In some cases, poor farms were considered so important to the local economy that outsiders were hired to cover responsibilities when there were not enough able bodies in residence. Children from local orphanages, petty criminals, the disabled, elderly, or infirm could often find work on poor farms.
The model went into decline following the 1935 Social Security Act, when the New Deal tried to solve the nation’s woes with large-scale, centralized job programs. Poor farms disappeared nationally by about 1950.
It’s too bad, I say! A sustainable farming environment where anybody – especially homeless and mentally ill people – could live, work in the fresh air and get some help would be, well… a “Rich Farm.” A farm would be a more desirable place for people to live and get assistance than a homeless shelter or drop-in center in an industrial park. Plus, our communities need more local food cultivation, not another hang out for people awaiting charity.
For the most part, the Catholic Worker movement evolved along Dorothy’s city model: houses of hospitality were established to shelter and feed poor people from the surplus of the urban area. It’s necessary to share the surplus, but people need to become producers instead of just consumers. With the double calamities of climate change and the depletion of cheap energy, we are facing ecological and economic collapse.
Soon there will be very little surplus. Survival and sanity will depend on building resilient, self-reliant communities whether we are rural or urban. A new, personalist social order.

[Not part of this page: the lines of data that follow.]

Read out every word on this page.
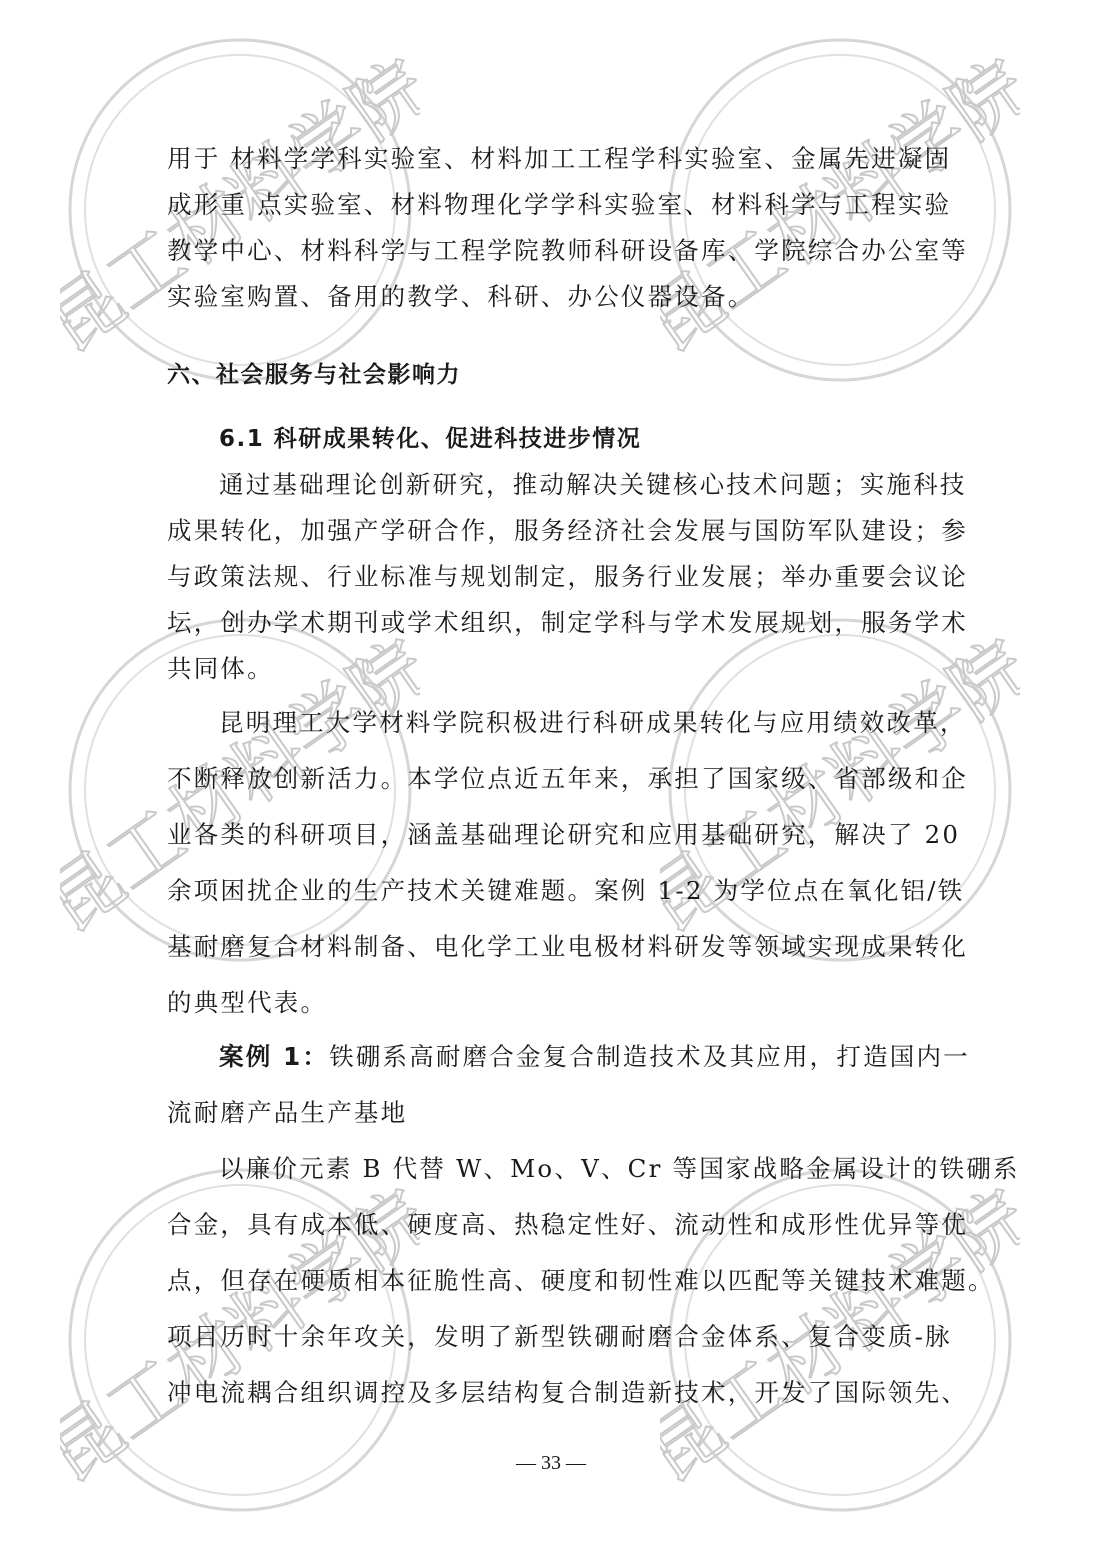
昆工材料学院	昆工材料学院
昆工材料学院	昆工材料学院
昆工材料学院	昆工材料学院
用于 材料学学科实验室、材料加工工程学科实验室、金属先进凝固
成形重 点实验室、材料物理化学学科实验室、材料科学与工程实验
教学中心、材料科学与工程学院教师科研设备库、学院综合办公室等
实验室购置、备用的教学、科研、办公仪器设备。
六、社会服务与社会影响力
6.1 科研成果转化、促进科技进步情况
通过基础理论创新研究，推动解决关键核心技术问题；实施科技
成果转化，加强产学研合作，服务经济社会发展与国防军队建设；参
与政策法规、行业标准与规划制定，服务行业发展；举办重要会议论
坛，创办学术期刊或学术组织，制定学科与学术发展规划，服务学术
共同体。
昆明理工大学材料学院积极进行科研成果转化与应用绩效改革，
不断释放创新活力。本学位点近五年来，承担了国家级、省部级和企
业各类的科研项目，涵盖基础理论研究和应用基础研究，解决了 20
余项困扰企业的生产技术关键难题。案例 1-2 为学位点在氧化铝/铁
基耐磨复合材料制备、电化学工业电极材料研发等领域实现成果转化
的典型代表。
案例 1：铁硼系高耐磨合金复合制造技术及其应用，打造国内一
流耐磨产品生产基地
以廉价元素 B 代替 W、Mo、V、Cr 等国家战略金属设计的铁硼系
合金，具有成本低、硬度高、热稳定性好、流动性和成形性优异等优
点，但存在硬质相本征脆性高、硬度和韧性难以匹配等关键技术难题。
项目历时十余年攻关，发明了新型铁硼耐磨合金体系、复合变质-脉
冲电流耦合组织调控及多层结构复合制造新技术，开发了国际领先、
— 33 —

Peter Maurin was from Europe, which is way ahead of us on this. Called “care farming,” the merging of agriculture and mental health goes back at least 400 years. There are more than 1,000 care farms in the Netherlands alone.

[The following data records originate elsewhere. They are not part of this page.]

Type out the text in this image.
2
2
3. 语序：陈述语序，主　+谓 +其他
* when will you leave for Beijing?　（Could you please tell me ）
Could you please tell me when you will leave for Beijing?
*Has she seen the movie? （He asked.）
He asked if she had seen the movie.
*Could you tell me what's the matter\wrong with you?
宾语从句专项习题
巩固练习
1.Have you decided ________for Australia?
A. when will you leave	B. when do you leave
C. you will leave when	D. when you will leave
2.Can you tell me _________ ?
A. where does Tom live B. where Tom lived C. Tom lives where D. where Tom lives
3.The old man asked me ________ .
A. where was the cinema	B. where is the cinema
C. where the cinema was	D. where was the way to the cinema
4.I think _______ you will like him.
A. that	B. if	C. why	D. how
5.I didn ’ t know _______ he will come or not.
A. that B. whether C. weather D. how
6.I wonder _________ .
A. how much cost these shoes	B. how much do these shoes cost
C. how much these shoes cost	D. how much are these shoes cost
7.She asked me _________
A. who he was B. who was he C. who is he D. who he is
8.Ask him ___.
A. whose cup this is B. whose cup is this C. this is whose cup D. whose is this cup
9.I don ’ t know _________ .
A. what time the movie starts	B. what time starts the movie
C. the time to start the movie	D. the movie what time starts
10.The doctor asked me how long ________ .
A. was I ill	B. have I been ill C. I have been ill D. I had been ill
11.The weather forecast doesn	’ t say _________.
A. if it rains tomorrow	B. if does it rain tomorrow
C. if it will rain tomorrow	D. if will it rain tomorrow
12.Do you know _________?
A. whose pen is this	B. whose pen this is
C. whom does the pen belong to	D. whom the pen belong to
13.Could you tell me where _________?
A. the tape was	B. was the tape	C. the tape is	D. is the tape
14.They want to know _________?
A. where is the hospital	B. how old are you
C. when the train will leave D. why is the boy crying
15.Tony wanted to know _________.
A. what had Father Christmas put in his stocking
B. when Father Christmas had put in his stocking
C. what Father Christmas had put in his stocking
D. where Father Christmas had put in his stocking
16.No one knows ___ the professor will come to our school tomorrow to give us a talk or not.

In Northern California, a group of us are working on building a network of sustainable and hospitable homesteads. We do not predict that large, centralized systems and technology will rescue us. We are using Permaculture to design habitat that cooperates with, and is powered by, nature. Some call it The Catholic Farmer. Others Transition. If you share this vision or would like to learn more, don’t hesitate to contact us at firstname.lastname@example.org.
As Peter once told Dorothy: “In the history of the saints, capital is raised by prayer. God sends you what you need when you need it. You will be able to pay the printer. Just read the lives of the saints.”
What say you?
Can we return to solving some of our problems through accepting that fact that we need the labor of immigrants (and helping the undocumented get the paperwork needed to move from their countries to ours and back again), as well as enticing our inner-city poor to move into the countryside to become self-sufficient and strengthen local small communities and create new ones?
Small town life is increasingly attractive to persons who like to work with their hands. And now that we know people can also work easily from home (thanks to the pandemic), I'd love to see professionals of all sorts returning to small towns and reviving those cultures, too.